Manufacturer: | Scratch |
The success of the MkV made me start to think a bout the bigger tubes I had stacked in the corner. If I could cluster four engines, why not six? Why not use D engines? I had a tube that would hold seven 24mm mounts, but it wasn't really long enough. So I decided to built a rocket reminiscent of the MkIV, with a transition, and forward fins. With the extra weight of the engines, the plywood fins and centering rings, this design turned out not to be stable ( Using RockSim). I increased the length of the upper tube ( forward of the transition) and removed the forward fins. That was a lot better.
I had heard of some larger black powder engines available in the UK form a company called Rocket Services and wanted to option of installing them. So I went for a removable cartridge system. The Fins were mounted through the body wall and formed runners onto which the engine cartridge would slide. The cartridge was made up from two discs of plywood drilled with holes for the engine mounts. The cartridge slid in to the body on the runners and was then locked into position by rotating the whole thing. In the end I just went with six engines. Thrust rings were made from sawn up spent D engines and epoxied in to place. A stuffer tube was placed inside the main body, mounted on two centering rings. At ignition the upper body was to separate, each half with its own parachute. Karen made a red and white hemispherical 'chute for the lower half, and I was going to use the pink circular 'chute for the upper half. We intended to fly it at the International Rocket Weekend, and I had a lot of help from Brain who made and painted the transition just days before we went.

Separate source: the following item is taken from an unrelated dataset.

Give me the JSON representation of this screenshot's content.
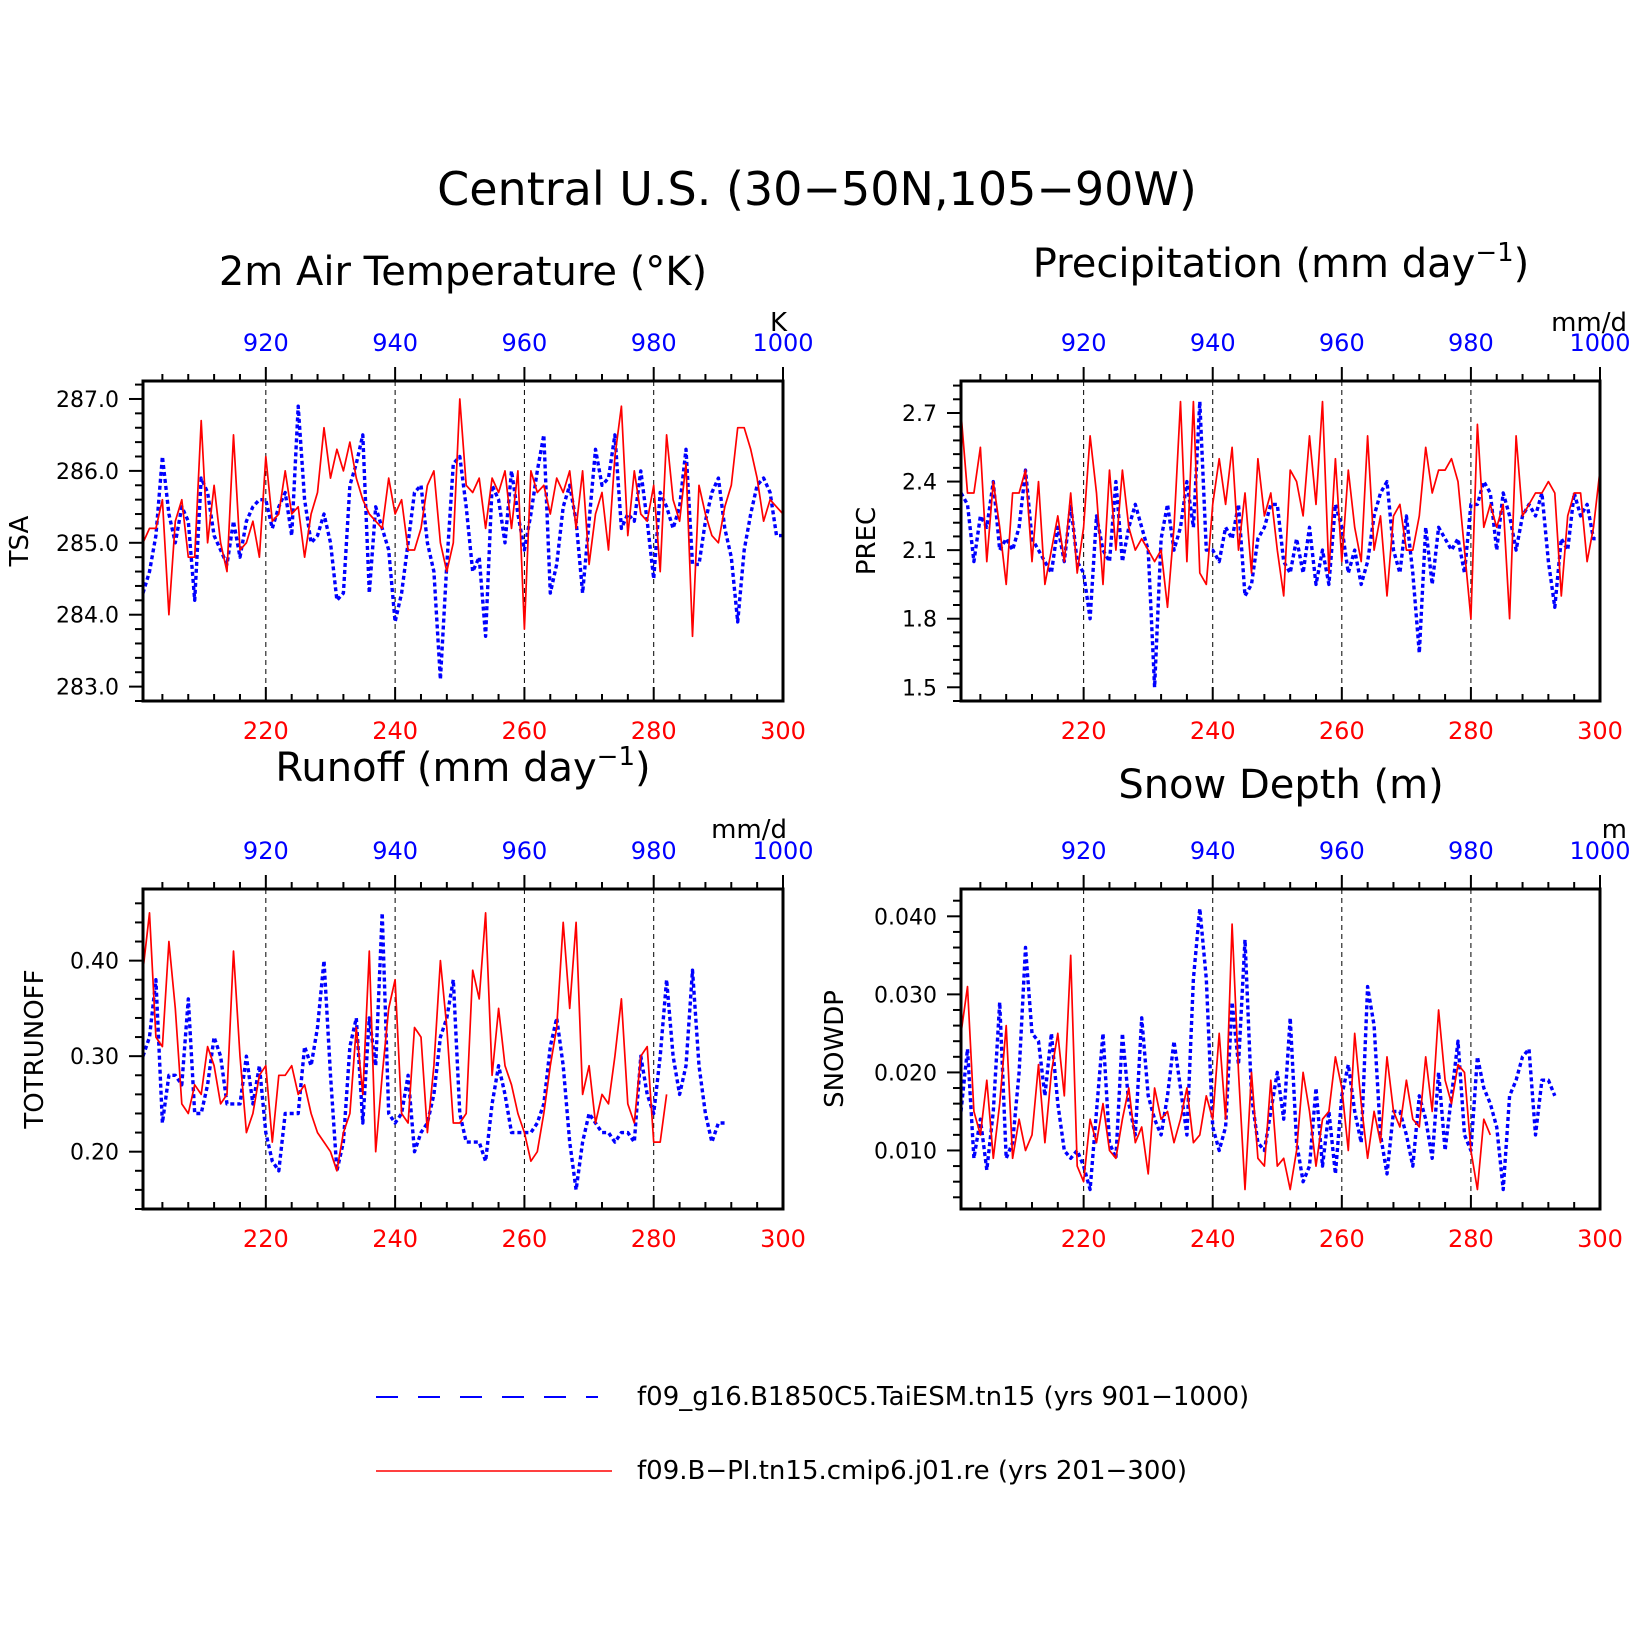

At the event, a lot of doubt was raised about the engine cartridge system. 'Six D ejection charges will blow it out' they said. I also couldn't determine how I was going to ensure that both parachutes deployed. In the end I bought some big shock cord and tied both halves together on the red & white 'chute. Another hitch, I had planned to add another set of clips to my ignition system, but had forgotten ( that last week was hectic as I my work had taken me away from home for several days), and I didn't have a large enough launch pad...
Luckily I learned of a new technique for clustering. This involves using a single igniter to ignite 'quick match' fuses that are fed into the individual engines. One of the organizers, John Bonsor, showed me how to do this. I managed to borrow a launcher and after a wait for the wind to die down, we were ready. The ignition and initial flight were perfect, except, what was that? A small object appeared to fly from the back at ejection, and where was the 'chute. The rocket came in ballistically. What had happened was exactly what the 'doom sayers' were predicting. Even though I had staggered the ejection by using a mixture of D12 delays, the ejection gases pushed the engine cartridge out of the rear, instead of deploying the chute. The rocket was a write off. The engine cartridge shattered, the forward tube like a concertina, and the aft tube a slowly unwinding spiral.
The pic of lift off was the last shout from my last roll of film, so mercifully there are no pictures of the rocket as we found it. The realization of the hours we had all spent on this rocket, which was now trash, didn't sink in until later, and it was a long drive home from Largs to Leeds.